Le gouvernement cambodgien mise sur une croissance soutenue du PIB, évaluée à 4,8–5,2 % en 2025 et entre 4 et 5 % en 2026. Les projections internes anticipent la création d’environ 50 000 emplois nouveaux dans l’industrie et les services technologiques, contribuant à une diversification progressive de l’économie au-delà du textile et de l’agroalimentaire, secteurs aujourd’hui dominants.
Risques macroéconomiques et vulnérabilités politiques
Cependant, cet optimisme ne doit pas masquer les risques. La dépendance croissante envers le marché américain (42 % des exportations totales) rend le Cambodge particulièrement vulnérable en cas de changement soudain de la politique commerciale de Washington. Les annulations temporaires d’avantages tarifaires décidées en 2025 ont déjà rogné la croissance industrielle de 0,6 point. De plus, si Pékin décidait de geler ses programmes d’aide et de financement, Phnom Penh pourrait être confrontée à un déséquilibre budgétaire majeur. Selon certaines estimations, un retrait partiel du soutien chinois ferait grimper le ratio dette/PIB de 5 points en un an, aggravant la pression sur la monnaie et sur les réserves de change.
Sur le plan diplomatique, une adhésion trop rapide au « Board of Peace » placerait le Cambodge dans une position délicate vis-à-vis de ses voisins de l’ASEAN. L’organisation régionale prône une neutralité stratégique basée sur le consensus et la non-ingérence, principes qui risquent de se heurter à la logique de blocs implicite portée par l’administration Trump. La Thaïlande, déjà en désaccord avec Phnom Penh sur plusieurs dossiers frontaliers, pourrait exploiter cette situation pour renforcer son statut d’allié privilégié de Pékin ou de médiateur alternatif.

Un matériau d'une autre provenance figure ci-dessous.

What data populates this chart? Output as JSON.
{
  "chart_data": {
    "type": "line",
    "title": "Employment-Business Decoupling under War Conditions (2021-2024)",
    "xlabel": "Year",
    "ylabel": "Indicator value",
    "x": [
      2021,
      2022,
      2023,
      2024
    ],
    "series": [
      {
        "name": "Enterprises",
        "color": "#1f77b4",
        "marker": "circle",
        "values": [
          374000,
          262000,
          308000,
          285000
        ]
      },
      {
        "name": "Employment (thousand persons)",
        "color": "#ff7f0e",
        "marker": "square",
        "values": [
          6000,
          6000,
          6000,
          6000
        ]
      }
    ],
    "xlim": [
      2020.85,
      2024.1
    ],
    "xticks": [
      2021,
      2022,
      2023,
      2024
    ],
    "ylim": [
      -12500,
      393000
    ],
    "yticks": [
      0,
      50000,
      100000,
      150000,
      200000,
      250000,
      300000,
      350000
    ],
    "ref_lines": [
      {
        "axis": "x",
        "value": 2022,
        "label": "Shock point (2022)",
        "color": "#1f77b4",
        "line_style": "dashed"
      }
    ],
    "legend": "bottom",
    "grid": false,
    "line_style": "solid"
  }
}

Un test pour la diplomatie cambodgienne
Au-delà des chiffres et des avantages économiques potentiels, l’invitation américaine représente pour le Cambodge un véritable test de maturité diplomatique. La génération Hun Manet, plus anglophone et technologiquement ouverte, cherche à repositionner le royaume dans un monde fragmenté. L’enjeu sera de transformer cette ouverture en levier de diversification plutôt qu’en dépendance supplémentaire.

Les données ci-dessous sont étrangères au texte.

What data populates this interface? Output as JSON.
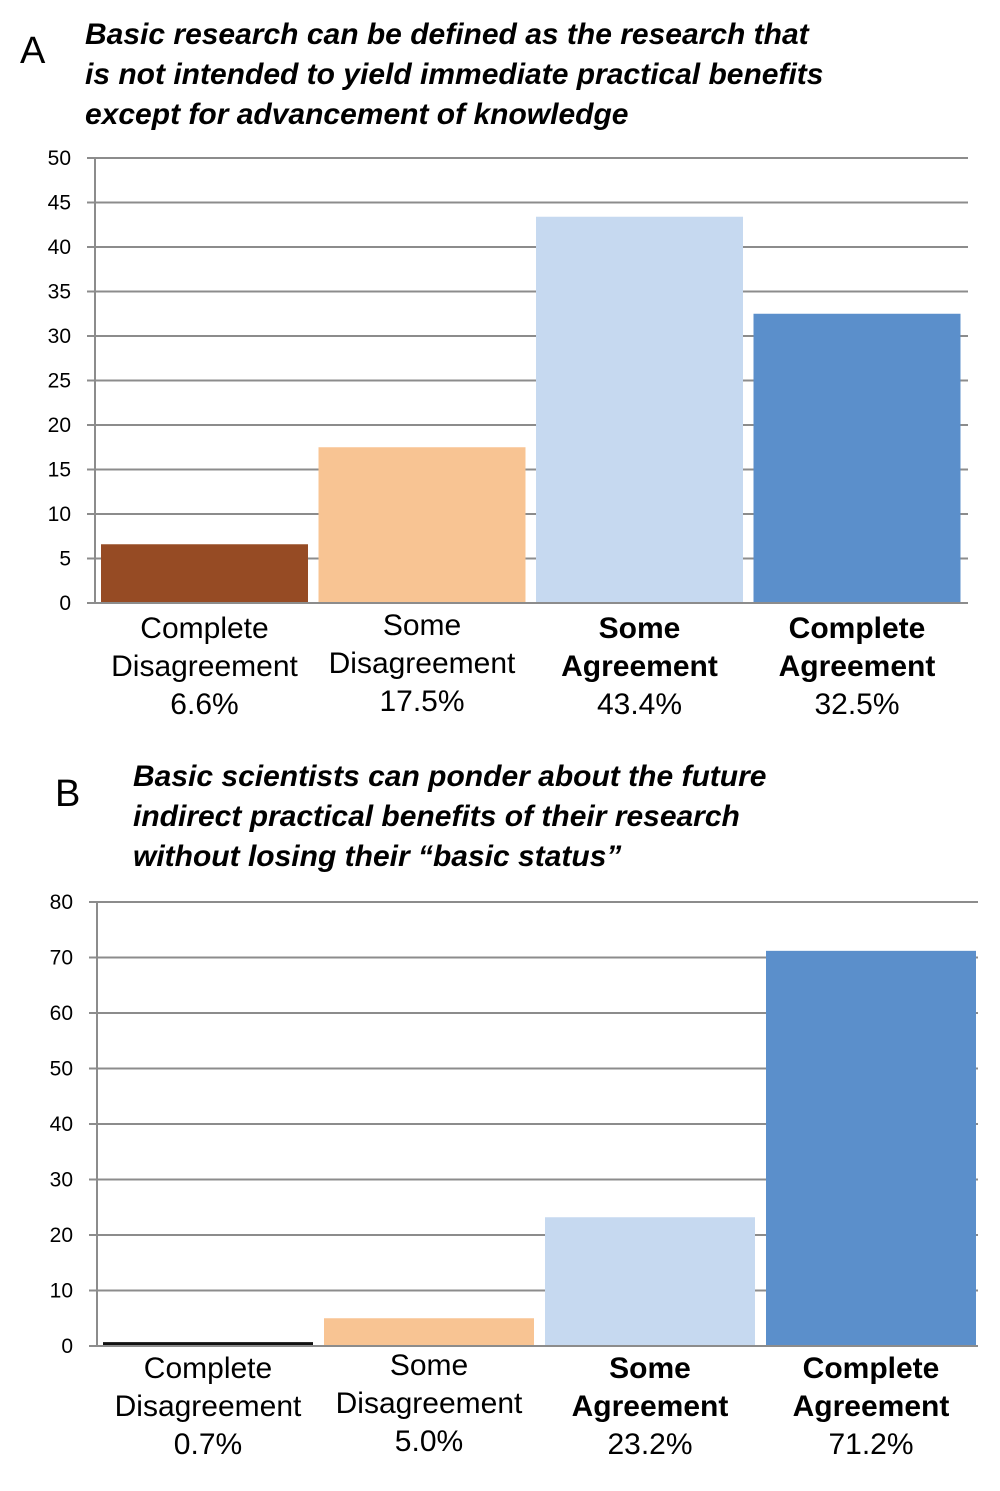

Pour ce faire, Phnom Penh devra s’assurer que toute adhésion au Board soit assortie de garanties claires : participation des institutions multilatérales, intégration des principes de neutralité régionale de l’ASEAN et transparence dans la gouvernance de l’organe. Une approche prudente, fondée sur la consultation et la coordination, permettrait au Cambodge de maximiser les retombées économiques tout en minimisant les risques géopolitiques.
En définitive, le « Board of Peace » illustre le tournant diplomatique du début 2026 : celui d’une recomposition des alliances à l’ombre de la rivalité sino-américaine. Pour le Cambodge, il ne s’agit pas seulement d’un choix de partenariat, mais d’un exercice d’équilibrisme entre puissance et prudence. Accepter l’invitation serait un pari audacieux ; le refuser, peut-être une occasion manquée.
La clé résidera dans la capacité du gouvernement à concilier ambition économique et souveraineté stratégique — condition indispensable pour exister en tant qu’acteur autonome dans le nouvel échiquier indo-pacifique.